After being offline due to a server crash, Serializer relaunched in October 2006, under the editorship of Eric Millikin. Fetus-X was among the comics on the relaunched serializer, along with Joey Comeau and artist Emily Horne's A Softer World, Matt Bors's Idiot Box, and Spike Trotman's Templar, Arizona.

==Characters and plot==
Typical plots of Fetus-X comics involved the title character Fetus-X interacting with a lab rabbit named Bunny. Fetus-X was a psychic zombie fetus floating in a jar of formaldehyde who may or may not be Millikin's missing conjoined twin or his clone from an alternate timeline or dimension.

==Critical reaction==
In their review of serializer.net, The Comics Journal wrote: "It's a pleasure to see strips like ... Fetus-X use the newspaper format for far more daring, entertainingly perverse work ... [Fetus-X] would be perfectly at home at a good alternative weekly or a great college paper." In their review of Attitude 3, the American Library Association's Booklist wrote that "the visual style of Eric Millikin’s Fetus-X 'crosses Edvard Munch with an incipient victim of high-school suicide.'"
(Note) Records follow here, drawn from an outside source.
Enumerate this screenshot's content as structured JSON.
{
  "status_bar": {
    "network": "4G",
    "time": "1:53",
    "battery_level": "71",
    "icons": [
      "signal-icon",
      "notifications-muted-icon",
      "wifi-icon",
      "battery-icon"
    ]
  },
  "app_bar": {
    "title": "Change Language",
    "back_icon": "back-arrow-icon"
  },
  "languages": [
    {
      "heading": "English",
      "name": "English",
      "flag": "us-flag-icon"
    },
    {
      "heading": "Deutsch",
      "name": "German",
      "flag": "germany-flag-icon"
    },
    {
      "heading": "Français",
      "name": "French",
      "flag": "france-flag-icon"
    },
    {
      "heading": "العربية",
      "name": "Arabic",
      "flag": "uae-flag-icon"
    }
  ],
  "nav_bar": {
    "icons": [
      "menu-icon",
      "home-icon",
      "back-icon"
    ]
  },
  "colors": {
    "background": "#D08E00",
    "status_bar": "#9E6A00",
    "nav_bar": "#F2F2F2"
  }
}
Since 2000, Fetus-X has been the target of protest campaigns organized by the Catholic League for its "blasphemous treatment of Jesus". "This particular comic is offensive to Catholics and Christians," Catholic League spokesman Patrick Scully said in August 2002. "It completely ridicules the Catholic faith and is not funny." The Hartford Advocate has called Millikin a "borderline sociopath."
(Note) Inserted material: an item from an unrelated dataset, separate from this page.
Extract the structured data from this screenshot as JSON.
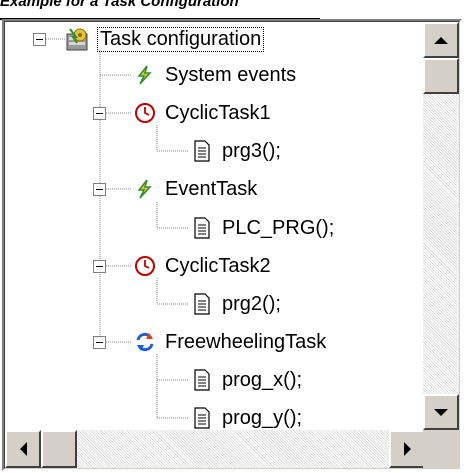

Fetus-X was named one of the best webcomics of 2004 by The Webcomics Examiner, who called it "one of the sharpest political commentaries available. In an era where presidents are treated as messiahs, and questioning the fatherland’s foreign policies is socially unacceptable, Eric shows how necessary it is to yell at the top of your lungs about the madness of it all."

In 2006, Fetus-X was nominated for multiple Web Cartoonists' Choice Awards including Outstanding Comic, Outstanding Single Panel Comic, and Outstanding Romantic Comic. It (referred to as "Foetus-X") was later disqualified for not meeting the Award's defined genre criteria for romance comics. In 2007, Fetus-X was again nominated for multiple Web Cartoonists' Choice Awards including Outstanding Romantic Comic. It was not disqualified from the romance category in 2007.
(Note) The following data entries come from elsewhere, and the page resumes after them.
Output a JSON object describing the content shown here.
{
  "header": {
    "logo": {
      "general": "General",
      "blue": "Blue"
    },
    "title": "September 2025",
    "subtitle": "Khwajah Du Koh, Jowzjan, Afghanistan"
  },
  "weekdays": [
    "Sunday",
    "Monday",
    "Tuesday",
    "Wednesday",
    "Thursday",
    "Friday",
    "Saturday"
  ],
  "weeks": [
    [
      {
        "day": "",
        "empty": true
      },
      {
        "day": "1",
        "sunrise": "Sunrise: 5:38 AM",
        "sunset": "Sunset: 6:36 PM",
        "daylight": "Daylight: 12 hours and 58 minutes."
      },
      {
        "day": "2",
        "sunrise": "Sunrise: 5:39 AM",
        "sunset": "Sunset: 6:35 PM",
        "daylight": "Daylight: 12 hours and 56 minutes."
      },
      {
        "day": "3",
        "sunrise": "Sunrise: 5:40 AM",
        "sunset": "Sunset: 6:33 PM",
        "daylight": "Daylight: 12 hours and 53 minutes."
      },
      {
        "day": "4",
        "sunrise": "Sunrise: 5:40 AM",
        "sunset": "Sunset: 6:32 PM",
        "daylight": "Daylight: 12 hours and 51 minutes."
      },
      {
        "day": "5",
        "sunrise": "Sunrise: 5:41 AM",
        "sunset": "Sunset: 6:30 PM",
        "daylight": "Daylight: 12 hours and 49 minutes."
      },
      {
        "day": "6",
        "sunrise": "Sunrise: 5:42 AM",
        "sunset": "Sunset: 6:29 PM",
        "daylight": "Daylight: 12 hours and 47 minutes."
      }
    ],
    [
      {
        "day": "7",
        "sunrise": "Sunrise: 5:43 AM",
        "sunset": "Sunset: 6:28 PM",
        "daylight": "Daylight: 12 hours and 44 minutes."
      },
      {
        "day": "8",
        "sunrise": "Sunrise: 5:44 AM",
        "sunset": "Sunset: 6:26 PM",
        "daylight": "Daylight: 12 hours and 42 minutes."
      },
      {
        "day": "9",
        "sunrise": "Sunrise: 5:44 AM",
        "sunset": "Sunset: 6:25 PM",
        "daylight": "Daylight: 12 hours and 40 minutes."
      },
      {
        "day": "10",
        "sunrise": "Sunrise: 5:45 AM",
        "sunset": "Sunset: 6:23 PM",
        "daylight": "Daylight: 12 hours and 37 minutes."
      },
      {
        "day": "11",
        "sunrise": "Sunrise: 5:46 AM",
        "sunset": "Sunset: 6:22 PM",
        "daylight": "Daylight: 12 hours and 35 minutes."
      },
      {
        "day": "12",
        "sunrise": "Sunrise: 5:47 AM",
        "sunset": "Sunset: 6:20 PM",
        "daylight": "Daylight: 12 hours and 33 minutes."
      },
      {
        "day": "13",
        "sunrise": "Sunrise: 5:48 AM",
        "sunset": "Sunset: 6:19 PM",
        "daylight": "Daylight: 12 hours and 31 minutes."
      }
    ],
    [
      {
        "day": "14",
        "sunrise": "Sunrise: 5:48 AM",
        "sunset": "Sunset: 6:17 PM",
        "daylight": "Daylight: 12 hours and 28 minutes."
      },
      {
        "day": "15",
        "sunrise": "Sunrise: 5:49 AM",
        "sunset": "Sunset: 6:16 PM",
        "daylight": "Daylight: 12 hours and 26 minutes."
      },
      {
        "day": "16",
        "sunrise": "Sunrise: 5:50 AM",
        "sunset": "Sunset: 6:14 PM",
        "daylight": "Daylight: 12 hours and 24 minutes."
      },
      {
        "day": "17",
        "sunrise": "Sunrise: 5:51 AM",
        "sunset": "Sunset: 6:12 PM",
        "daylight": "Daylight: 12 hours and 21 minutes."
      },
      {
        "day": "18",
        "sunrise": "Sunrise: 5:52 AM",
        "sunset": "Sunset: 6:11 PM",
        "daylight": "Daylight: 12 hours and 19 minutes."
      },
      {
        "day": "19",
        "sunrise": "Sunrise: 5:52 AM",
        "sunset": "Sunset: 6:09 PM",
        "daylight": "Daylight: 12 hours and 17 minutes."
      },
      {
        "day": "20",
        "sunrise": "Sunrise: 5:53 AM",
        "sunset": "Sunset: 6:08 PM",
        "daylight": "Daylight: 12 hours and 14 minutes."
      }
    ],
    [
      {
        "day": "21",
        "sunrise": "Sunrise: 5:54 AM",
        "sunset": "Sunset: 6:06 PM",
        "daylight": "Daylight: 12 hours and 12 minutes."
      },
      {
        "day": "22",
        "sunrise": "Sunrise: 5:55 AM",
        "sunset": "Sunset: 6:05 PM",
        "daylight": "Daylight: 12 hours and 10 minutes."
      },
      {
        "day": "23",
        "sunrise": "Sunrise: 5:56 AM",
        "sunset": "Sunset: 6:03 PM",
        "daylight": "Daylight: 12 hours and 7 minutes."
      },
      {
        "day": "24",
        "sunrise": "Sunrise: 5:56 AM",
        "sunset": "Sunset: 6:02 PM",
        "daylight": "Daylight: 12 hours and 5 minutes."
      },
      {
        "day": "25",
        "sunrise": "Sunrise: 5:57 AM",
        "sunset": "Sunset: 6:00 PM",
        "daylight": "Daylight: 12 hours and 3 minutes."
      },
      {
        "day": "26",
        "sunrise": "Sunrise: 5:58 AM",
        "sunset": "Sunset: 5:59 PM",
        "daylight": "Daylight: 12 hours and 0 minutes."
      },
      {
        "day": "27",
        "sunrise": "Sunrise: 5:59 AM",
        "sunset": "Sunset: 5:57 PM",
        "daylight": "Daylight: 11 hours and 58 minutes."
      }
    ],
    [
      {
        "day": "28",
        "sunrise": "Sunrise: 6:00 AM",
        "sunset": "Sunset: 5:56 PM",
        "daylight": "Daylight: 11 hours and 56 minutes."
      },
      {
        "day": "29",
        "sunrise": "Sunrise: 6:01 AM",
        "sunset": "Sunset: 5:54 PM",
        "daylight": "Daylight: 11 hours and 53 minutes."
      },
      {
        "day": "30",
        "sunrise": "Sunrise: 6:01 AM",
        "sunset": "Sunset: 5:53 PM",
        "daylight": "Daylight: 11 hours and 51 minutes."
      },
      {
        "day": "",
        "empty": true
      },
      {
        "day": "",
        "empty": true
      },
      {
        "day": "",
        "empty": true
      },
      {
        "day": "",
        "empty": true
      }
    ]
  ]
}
Fetus-X was used along with Penny Arcade, American Elf and Questionable Content as an example of comics using the web to create "an explosion of diverse genres and styles" in Scott McCloud's 2006 book Making Comics.

==Side projects==
Eric Millikin has won awards for his illustrations for major newspapers such as The Detroit News. Casey Sorrow's illustrations have appeared in publications like The New York Times. Feral Calf is a comic by former Fetus-X artist Casey Sorrow. It is about feral fish people doing strange things to each other and was hosted on Webcomics Nation. Eric Millikin and Casey Sorrow also created the holiday Monkey Day (celebrated December 14) as an opportunity to educate the public about monkeys, as a holiday that supports evolution rather than religious themes, and an excuse to throw monkey-themed costume parties.